Zero Degrees at First Light Review (Poetry Book)

Zero Degrees at First Light Zero Degrees at First Light by Christine, Potter



My review


rating: 3 of 5 stars
Every poem in Christine Potter’s first book of poetry, Zero Degrees at First Light, contains some form of light or some object that is fused with light from the moon to windows to chandeliers. Her poems evoke nature, music, family, a 200-year old house and high school teaching. She also has a gift with sounds, especially ending vowels. All of her chosen poems evoke her world and we see the magic in each of the small moments she creates with craft and care. Her skills lie in her remarkable first lines, which then take her leading narrative into fresh paths and angles that the reader is not expecting.
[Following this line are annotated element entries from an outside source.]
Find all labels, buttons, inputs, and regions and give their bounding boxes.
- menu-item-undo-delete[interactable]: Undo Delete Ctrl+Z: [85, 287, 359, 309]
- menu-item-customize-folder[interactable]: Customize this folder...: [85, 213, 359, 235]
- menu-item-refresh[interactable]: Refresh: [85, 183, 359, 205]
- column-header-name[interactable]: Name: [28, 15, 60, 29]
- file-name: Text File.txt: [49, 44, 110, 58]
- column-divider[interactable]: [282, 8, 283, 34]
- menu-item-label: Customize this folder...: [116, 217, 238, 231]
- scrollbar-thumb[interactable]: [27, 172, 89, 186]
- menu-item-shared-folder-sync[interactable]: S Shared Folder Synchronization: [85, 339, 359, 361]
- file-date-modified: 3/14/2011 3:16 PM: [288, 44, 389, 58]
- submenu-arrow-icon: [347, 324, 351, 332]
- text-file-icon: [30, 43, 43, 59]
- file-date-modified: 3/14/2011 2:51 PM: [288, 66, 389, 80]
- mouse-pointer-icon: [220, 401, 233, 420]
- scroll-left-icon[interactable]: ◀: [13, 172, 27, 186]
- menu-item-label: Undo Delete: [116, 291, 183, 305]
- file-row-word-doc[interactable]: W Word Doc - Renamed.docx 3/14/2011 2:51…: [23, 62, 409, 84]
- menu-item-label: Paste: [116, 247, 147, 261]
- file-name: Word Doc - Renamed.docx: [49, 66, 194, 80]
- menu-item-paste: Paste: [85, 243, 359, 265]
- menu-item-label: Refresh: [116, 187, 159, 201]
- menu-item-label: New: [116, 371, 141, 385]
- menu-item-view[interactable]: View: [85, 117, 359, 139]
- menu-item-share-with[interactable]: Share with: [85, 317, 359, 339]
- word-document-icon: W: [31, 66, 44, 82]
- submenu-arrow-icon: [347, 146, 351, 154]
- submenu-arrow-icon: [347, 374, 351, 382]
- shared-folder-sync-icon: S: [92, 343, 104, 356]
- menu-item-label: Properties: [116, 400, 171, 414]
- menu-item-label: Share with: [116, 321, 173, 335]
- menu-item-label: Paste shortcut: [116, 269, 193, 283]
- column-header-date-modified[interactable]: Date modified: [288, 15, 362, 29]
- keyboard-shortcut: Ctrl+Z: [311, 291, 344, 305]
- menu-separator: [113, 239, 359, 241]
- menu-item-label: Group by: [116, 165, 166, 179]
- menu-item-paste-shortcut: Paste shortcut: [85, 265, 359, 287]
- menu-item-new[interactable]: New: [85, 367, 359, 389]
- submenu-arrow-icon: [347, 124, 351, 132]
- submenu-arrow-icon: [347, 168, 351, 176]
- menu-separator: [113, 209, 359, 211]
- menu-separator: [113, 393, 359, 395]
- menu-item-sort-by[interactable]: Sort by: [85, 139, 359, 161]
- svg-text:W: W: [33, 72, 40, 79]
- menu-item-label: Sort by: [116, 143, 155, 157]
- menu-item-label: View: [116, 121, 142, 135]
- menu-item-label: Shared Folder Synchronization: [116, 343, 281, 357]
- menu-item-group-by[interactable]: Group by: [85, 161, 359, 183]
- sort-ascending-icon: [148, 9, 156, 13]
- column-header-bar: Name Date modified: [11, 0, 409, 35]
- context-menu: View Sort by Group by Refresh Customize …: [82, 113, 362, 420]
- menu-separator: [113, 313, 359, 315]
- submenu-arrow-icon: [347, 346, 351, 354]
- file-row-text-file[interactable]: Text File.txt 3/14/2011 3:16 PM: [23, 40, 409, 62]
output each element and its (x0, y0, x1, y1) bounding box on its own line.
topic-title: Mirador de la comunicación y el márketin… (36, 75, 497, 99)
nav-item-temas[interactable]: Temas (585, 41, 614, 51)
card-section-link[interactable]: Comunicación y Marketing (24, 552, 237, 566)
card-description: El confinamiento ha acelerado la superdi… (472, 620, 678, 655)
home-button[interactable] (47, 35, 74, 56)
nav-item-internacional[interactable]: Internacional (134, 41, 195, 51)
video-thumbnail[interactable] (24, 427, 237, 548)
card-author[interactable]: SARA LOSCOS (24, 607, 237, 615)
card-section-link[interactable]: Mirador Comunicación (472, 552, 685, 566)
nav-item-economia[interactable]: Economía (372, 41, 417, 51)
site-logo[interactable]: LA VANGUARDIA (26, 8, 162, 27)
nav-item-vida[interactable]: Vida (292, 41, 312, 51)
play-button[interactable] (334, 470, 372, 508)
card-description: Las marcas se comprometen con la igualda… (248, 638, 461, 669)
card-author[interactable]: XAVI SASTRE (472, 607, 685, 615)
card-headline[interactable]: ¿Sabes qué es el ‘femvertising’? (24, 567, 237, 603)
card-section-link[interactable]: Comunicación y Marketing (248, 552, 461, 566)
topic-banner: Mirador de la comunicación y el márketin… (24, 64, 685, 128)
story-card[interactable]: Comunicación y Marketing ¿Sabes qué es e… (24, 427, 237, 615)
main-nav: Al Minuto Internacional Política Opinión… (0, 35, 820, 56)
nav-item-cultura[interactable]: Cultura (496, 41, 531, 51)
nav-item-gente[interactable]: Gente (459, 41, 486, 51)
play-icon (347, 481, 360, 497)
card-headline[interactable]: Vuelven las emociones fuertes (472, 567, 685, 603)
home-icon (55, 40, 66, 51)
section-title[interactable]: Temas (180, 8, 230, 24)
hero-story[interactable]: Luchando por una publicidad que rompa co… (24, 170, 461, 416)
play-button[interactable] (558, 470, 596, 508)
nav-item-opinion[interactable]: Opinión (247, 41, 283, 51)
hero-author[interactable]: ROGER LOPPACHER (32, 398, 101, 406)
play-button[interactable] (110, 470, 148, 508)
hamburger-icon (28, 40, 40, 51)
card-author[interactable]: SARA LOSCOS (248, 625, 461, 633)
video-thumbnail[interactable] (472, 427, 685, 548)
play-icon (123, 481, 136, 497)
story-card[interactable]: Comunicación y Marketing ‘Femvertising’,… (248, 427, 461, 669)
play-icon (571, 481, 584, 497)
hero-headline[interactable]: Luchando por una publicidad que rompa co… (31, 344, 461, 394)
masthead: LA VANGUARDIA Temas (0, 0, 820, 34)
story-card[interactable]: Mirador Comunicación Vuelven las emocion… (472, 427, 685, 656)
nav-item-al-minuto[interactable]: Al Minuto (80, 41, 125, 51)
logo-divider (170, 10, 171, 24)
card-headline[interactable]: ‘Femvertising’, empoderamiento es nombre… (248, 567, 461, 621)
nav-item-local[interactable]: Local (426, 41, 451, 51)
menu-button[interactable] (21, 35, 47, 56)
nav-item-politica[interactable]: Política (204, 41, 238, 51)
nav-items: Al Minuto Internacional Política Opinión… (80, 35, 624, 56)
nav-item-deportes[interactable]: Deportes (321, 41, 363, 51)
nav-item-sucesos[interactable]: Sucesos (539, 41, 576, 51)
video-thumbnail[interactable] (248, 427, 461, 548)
She strikes a mostly serious tone in her poems, but then flashes of her humor are evident her two sonnets, one about the closing of her favorite sushi restaurant: "On the Closing of Ichi-Riki, Nyack, NY (Where I Have Eaten for Twenty Years" and the other about teaching 9th graders: "On Teaching Romeo and Juliet for the Sixteenth & Final Time."

For instance, in the poem, “To My Husband, Who Dreamed of Tidal Waves as His Father Was Dying” starts off with

I think of your father born, instead,
in a hospital I have never visited: bright high windows,

Then the poem moves in another direction as old age is likened to a sunset, and not to waves and we discover, “Everything but light lies.”

The poem ends on the image of stars, “silent as new ice and perfect, perfect –”

She also believes in the circuitous nature of time and she interprets time effectively in her poem, "Developing Prints, Age 13"

Ruth,
when I'm twenty-two, I will meet you on a commuter train
and you will be married to a bullfigter and tell me
that giving birth feels like having your heart pulled out.

As a reader we're in the present and then we're whisked away to the future, so we possess a fuller picture of the speaker's emotional journey.

She also jumps around in the time in the poem, "Chintz Couch":

Years later, in antique stores, I will find couches
like the one we cast off, but they will be strangers
who whisper the ends of stories I can't imagine,
prayers with the wrong words, from strange religions.

Another example of her time folding is in "Sleeping in an Empty House"

We don't know yet the chimney leaks creosote behind the walls,
how the wiring, too, could lose us this place.
We haven't seen the single, perfect beam, half-covered with bark

I look forward to reading more of Christine Potter's poetry complete with her pitch perfect ear and boundless imagination.